Luke Hochevar SP, Royals
Is there a more frustrating pitcher in the game than Hochevar? The former No. 1 overall pick pulled in some believers after an encouraging second half in 2011, but he was a complete disaster this season, posting a 5.73 ERA in 32 starts while allowing a major-league high 118 earned runs in 185 1/3 innings. The 29-year-old right-hander now has a 5.39 career ERA, which as Rany Jazayerli pointed out last month, is the second-highest ERA in MLB history (min. 120 starts) behind former Royals right-hander Kyle Davies. Hochevar was paid $3.51 million this season and figures to make between $4-5 million in arbitration this winter, so this may be the right time to turn the page. Of course, there's still a lot of uncertainty in the Royals' rotation, even after the recent acquisitions of Ervin Santana and Chris Volstad, so it's possible Hochevar will be tendered a contract and eventually released if the club ends up nabbing another starter or two this offseason. Remember, all one-year arbitration contracts are non-guaranteed.
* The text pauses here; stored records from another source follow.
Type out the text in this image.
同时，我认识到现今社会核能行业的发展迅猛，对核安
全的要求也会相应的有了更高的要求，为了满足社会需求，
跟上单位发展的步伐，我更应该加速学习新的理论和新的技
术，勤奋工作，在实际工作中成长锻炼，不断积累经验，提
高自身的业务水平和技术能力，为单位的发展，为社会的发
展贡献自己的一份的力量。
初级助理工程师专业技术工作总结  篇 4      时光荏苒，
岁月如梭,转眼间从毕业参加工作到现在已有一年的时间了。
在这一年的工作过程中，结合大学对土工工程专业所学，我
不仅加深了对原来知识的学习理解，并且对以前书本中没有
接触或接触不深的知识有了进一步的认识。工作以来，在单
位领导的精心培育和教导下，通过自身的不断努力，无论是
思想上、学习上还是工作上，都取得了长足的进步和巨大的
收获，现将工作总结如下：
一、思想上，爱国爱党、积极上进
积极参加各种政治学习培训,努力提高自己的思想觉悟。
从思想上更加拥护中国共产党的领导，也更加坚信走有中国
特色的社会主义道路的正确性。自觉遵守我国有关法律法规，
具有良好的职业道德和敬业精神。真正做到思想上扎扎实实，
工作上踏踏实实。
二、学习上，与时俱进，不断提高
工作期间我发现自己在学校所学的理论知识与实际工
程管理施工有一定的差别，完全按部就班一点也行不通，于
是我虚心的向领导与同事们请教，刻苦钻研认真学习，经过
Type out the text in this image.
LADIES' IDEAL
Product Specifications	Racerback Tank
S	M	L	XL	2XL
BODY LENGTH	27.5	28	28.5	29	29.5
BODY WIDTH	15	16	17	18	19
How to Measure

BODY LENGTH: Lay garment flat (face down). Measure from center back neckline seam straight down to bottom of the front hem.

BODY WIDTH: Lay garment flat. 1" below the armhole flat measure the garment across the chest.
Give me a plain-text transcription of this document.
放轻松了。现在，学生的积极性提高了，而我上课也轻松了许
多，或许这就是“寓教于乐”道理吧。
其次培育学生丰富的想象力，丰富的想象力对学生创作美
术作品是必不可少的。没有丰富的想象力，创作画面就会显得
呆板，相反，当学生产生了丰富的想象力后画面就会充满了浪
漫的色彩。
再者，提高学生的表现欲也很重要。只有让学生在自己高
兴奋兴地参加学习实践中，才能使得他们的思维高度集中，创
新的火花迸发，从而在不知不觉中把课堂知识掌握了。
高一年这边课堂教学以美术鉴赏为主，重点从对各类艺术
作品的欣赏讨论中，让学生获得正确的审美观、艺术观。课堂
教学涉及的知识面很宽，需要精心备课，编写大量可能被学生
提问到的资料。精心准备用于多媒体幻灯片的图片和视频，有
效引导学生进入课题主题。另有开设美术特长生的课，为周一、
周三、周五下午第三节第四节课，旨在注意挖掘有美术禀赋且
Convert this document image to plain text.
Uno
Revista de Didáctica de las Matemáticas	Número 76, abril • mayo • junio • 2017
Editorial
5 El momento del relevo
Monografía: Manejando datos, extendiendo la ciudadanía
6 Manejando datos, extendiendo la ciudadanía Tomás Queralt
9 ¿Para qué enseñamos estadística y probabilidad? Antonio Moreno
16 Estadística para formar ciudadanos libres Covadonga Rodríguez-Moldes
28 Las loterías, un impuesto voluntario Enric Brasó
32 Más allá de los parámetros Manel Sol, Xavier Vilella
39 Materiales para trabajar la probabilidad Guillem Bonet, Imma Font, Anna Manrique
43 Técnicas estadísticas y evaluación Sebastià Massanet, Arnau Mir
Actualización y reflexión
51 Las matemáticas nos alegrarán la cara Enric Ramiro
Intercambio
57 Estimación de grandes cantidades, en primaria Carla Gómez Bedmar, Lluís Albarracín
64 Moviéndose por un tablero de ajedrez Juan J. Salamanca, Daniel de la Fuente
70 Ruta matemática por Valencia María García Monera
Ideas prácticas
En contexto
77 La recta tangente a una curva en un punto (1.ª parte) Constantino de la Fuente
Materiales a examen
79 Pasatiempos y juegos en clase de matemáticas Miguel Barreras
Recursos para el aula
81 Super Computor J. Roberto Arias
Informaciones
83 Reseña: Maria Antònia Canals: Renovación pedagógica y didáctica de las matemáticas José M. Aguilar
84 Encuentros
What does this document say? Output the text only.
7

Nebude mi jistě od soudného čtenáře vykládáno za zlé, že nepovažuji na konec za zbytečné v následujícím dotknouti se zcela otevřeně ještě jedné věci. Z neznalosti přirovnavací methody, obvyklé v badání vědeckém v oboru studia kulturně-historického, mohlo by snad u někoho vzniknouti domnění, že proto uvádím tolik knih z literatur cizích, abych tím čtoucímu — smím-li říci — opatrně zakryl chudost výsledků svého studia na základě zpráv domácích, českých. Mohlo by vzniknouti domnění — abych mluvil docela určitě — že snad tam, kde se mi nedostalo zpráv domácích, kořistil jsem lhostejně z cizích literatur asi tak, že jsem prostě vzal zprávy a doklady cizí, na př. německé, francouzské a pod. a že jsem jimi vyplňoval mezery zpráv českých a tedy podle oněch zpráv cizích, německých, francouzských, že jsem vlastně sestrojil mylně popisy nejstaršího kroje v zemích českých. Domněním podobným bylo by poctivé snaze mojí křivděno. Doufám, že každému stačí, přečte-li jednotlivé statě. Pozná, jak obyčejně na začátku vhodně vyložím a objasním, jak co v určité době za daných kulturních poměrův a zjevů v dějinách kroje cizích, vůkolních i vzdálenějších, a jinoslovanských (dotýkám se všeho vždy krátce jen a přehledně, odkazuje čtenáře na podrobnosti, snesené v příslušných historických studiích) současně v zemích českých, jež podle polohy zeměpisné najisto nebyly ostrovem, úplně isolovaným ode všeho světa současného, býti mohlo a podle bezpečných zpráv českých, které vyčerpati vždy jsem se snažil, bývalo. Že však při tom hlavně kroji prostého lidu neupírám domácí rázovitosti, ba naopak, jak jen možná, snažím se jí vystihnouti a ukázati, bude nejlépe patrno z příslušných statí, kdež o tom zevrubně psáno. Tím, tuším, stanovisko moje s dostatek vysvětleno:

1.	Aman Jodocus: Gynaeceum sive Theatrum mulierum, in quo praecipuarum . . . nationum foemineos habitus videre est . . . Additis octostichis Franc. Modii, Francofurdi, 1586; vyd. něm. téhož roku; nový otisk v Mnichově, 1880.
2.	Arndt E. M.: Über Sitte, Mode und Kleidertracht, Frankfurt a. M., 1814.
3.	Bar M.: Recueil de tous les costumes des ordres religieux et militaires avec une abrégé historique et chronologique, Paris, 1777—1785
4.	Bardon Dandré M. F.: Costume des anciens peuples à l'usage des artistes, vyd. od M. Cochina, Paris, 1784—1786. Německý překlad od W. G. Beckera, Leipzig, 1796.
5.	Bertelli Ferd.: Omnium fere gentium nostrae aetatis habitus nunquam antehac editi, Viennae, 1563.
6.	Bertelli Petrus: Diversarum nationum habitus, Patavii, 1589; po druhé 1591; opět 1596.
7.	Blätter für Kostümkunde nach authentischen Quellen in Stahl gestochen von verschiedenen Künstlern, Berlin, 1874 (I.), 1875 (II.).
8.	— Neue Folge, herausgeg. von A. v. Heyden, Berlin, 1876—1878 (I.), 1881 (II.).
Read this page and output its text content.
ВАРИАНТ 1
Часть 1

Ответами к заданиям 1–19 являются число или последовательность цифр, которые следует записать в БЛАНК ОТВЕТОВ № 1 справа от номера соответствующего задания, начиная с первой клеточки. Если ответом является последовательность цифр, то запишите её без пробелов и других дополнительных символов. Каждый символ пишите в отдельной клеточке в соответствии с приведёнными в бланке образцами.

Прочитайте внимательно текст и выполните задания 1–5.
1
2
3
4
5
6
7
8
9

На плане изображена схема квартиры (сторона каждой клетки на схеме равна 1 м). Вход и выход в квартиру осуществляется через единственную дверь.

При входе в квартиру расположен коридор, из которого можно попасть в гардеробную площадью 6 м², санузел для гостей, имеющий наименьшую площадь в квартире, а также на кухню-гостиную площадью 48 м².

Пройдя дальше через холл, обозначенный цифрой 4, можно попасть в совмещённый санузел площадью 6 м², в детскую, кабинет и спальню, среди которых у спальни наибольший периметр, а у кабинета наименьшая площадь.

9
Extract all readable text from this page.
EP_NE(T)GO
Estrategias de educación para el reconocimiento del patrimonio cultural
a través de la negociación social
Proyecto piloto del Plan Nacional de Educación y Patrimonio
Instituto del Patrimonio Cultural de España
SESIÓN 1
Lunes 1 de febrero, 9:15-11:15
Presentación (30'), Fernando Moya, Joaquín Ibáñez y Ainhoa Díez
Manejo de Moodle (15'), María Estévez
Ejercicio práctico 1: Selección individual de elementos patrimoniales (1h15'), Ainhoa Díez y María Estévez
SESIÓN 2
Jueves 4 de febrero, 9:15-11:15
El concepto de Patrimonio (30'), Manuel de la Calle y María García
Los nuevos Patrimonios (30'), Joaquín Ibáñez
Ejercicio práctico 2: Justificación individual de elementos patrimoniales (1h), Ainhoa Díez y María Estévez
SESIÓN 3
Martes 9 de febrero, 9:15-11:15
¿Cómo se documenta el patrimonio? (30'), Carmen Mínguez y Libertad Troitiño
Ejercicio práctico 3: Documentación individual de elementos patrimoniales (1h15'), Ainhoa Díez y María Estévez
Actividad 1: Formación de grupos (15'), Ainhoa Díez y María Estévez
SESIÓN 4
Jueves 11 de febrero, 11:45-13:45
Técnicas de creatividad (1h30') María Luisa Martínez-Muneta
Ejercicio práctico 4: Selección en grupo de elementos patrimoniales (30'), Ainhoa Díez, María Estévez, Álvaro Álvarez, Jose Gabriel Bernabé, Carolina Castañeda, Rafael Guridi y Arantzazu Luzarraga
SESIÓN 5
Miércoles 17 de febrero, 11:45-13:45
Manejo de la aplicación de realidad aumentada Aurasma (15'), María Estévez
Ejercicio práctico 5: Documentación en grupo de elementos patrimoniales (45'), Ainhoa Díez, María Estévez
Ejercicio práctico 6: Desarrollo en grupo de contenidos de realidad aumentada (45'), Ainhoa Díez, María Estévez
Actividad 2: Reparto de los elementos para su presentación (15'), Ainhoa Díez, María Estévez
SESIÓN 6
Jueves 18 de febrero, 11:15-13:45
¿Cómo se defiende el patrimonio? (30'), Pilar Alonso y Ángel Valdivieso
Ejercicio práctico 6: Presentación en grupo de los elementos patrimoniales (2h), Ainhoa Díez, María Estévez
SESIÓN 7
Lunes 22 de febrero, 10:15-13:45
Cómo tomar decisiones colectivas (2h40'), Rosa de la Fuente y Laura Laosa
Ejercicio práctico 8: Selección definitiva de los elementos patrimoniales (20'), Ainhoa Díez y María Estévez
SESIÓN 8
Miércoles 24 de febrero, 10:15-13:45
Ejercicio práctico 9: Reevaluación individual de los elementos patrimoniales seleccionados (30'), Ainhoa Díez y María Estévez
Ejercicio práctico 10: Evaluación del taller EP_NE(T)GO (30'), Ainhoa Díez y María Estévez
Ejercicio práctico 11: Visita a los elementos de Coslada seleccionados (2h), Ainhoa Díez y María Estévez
UPDATE: The Royals designated Chris Volstad for assignment after re-signing Jeremy Guthrie to a three-year, $25 million contract. As of now, it looks like Hochevar will stick around past the Friday deadline.
Mark Reynolds 1B, Orioles
It was a pretty easy call for the Orioles to decline Reynolds' $11 million club option last month, but they still have to decide whether to tender him a contract for 2013 or let him walk as a free agent. That's no sure thing after he batted just .221 with a career-low .429 slugging percentage this season. On the bright side, Reynolds finished on a high note by smacking 15 of his 23 homers over the final two months of the season. He also appeared to find a comfort level at first base after the Orioles moved him there in May. Still, the Orioles may decide they are better off using Chris Davis at first base and applying the money saved on Reynolds (possibly around $9 million) to upgrade in left field. This year's crop of free agent first baseman is pretty underwhelming, so Reynolds could end up landing a multi-year deal from a team in search of some pop from the right side of the plate. The Indians could be an interesting fit.